TAIPEI — The U.S. dollar rose against the Taiwan dollar yesterday, gaining NT$0.014 to close at NT$29.582, helped by intervention from Taiwan’s central bank late in the trading session, dealers said. Many traders remained on the sidelines, however, as the mixed performance of other currencies in the region gave few hints on the best trading strategies to follow in the local foreign exchange market, they said. The greenback opened at NT$29.620 and moved between NT$29.450 and NT$29.630 before the close. Turnover totaled US$589 million during the trading session. The U.S. dollar extended its losses against the Taiwan dollar right after the foreign exchange market opened, and selling in the U.S. unit escalated with the local bourse staging a rebound, dealers said.
Foreign institutional investors were net buyers of NT$5.75 billion (US$194 million) in shares Wednesday, focusing on high-tech and financial stocks, to push the benchmark weighted index above the 8,000-point mark. The U.S. dollar faced downward pressure for much of the session because of the rising stock market before the central bank stepped in and propped up the U.S. currency to prevent Taiwan’s currency from appreciating too much and hurting the country’s export competitiveness, dealers said.
Trading volume remained thin because many investors were reluctant to trade after witnessing other Asian currencies, especially the South Korea won, trending lower against the U.S. dollar, they said.

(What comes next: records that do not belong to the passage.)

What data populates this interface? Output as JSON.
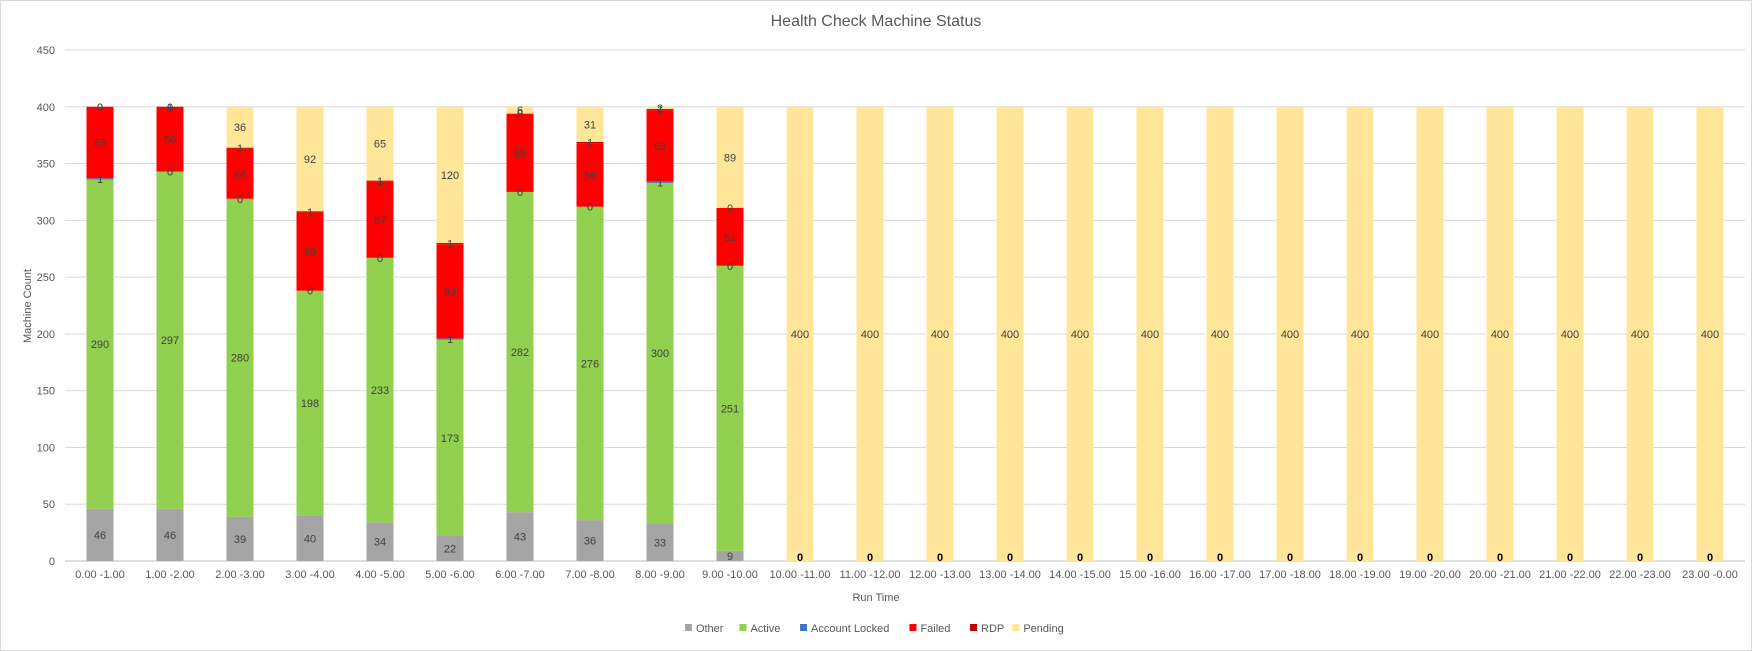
{
  "chart_data": {
    "type": "bar",
    "stacked": true,
    "title": "Health Check Machine Status",
    "xlabel": "Run Time",
    "ylabel": "Machine Count",
    "ylim": [
      0,
      450
    ],
    "yticks": [
      0,
      50,
      100,
      150,
      200,
      250,
      300,
      350,
      400,
      450
    ],
    "grid": true,
    "legend_position": "bottom",
    "categories": [
      "0.00 -1.00",
      "1.00 -2.00",
      "2.00 -3.00",
      "3.00 -4.00",
      "4.00 -5.00",
      "5.00 -6.00",
      "6.00 -7.00",
      "7.00 -8.00",
      "8.00 -9.00",
      "9.00 -10.00",
      "10.00 -11.00",
      "11.00 -12.00",
      "12.00 -13.00",
      "13.00 -14.00",
      "14.00 -15.00",
      "15.00 -16.00",
      "16.00 -17.00",
      "17.00 -18.00",
      "18.00 -19.00",
      "19.00 -20.00",
      "20.00 -21.00",
      "21.00 -22.00",
      "22.00 -23.00",
      "23.00 -0.00"
    ],
    "series": [
      {
        "name": "Other",
        "color": "#a5a5a5",
        "values": [
          46,
          46,
          39,
          40,
          34,
          22,
          43,
          36,
          33,
          9,
          0,
          0,
          0,
          0,
          0,
          0,
          0,
          0,
          0,
          0,
          0,
          0,
          0,
          0
        ]
      },
      {
        "name": "Active",
        "color": "#92d050",
        "values": [
          290,
          297,
          280,
          198,
          233,
          173,
          282,
          276,
          300,
          251,
          0,
          0,
          0,
          0,
          0,
          0,
          0,
          0,
          0,
          0,
          0,
          0,
          0,
          0
        ]
      },
      {
        "name": "Account Locked",
        "color": "#4472c4",
        "values": [
          1,
          0,
          0,
          0,
          0,
          1,
          0,
          0,
          1,
          0,
          0,
          0,
          0,
          0,
          0,
          0,
          0,
          0,
          0,
          0,
          0,
          0,
          0,
          0
        ]
      },
      {
        "name": "Failed",
        "color": "#ff0000",
        "values": [
          63,
          56,
          44,
          69,
          67,
          83,
          69,
          56,
          63,
          51,
          0,
          0,
          0,
          0,
          0,
          0,
          0,
          0,
          0,
          0,
          0,
          0,
          0,
          0
        ]
      },
      {
        "name": "RDP",
        "color": "#c00000",
        "values": [
          0,
          1,
          1,
          1,
          1,
          1,
          0,
          1,
          1,
          0,
          0,
          0,
          0,
          0,
          0,
          0,
          0,
          0,
          0,
          0,
          0,
          0,
          0,
          0
        ]
      },
      {
        "name": "Pending",
        "color": "#ffe699",
        "values": [
          0,
          0,
          36,
          92,
          65,
          120,
          6,
          31,
          2,
          89,
          400,
          400,
          400,
          400,
          400,
          400,
          400,
          400,
          400,
          400,
          400,
          400,
          400,
          400
        ]
      }
    ]
  }
}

After the greenback fell below NT$29.50 against the Taiwan dollar, the willingness of traders to further dump the U.S. dollar was compromised by fears that the central bank would intervene, they added. Although market sentiment toward the eurozone debt situation improved to some extent after European finance ministers agreed on a bailout package to debt-ridden Greece, many traders still acted cautiously, believing the financial crisis is far from over, dealers said. Such worries are expected to lead the U.S. dollar to move in an arrow trading range against the Taiwan dollar over the next few sessions, they said.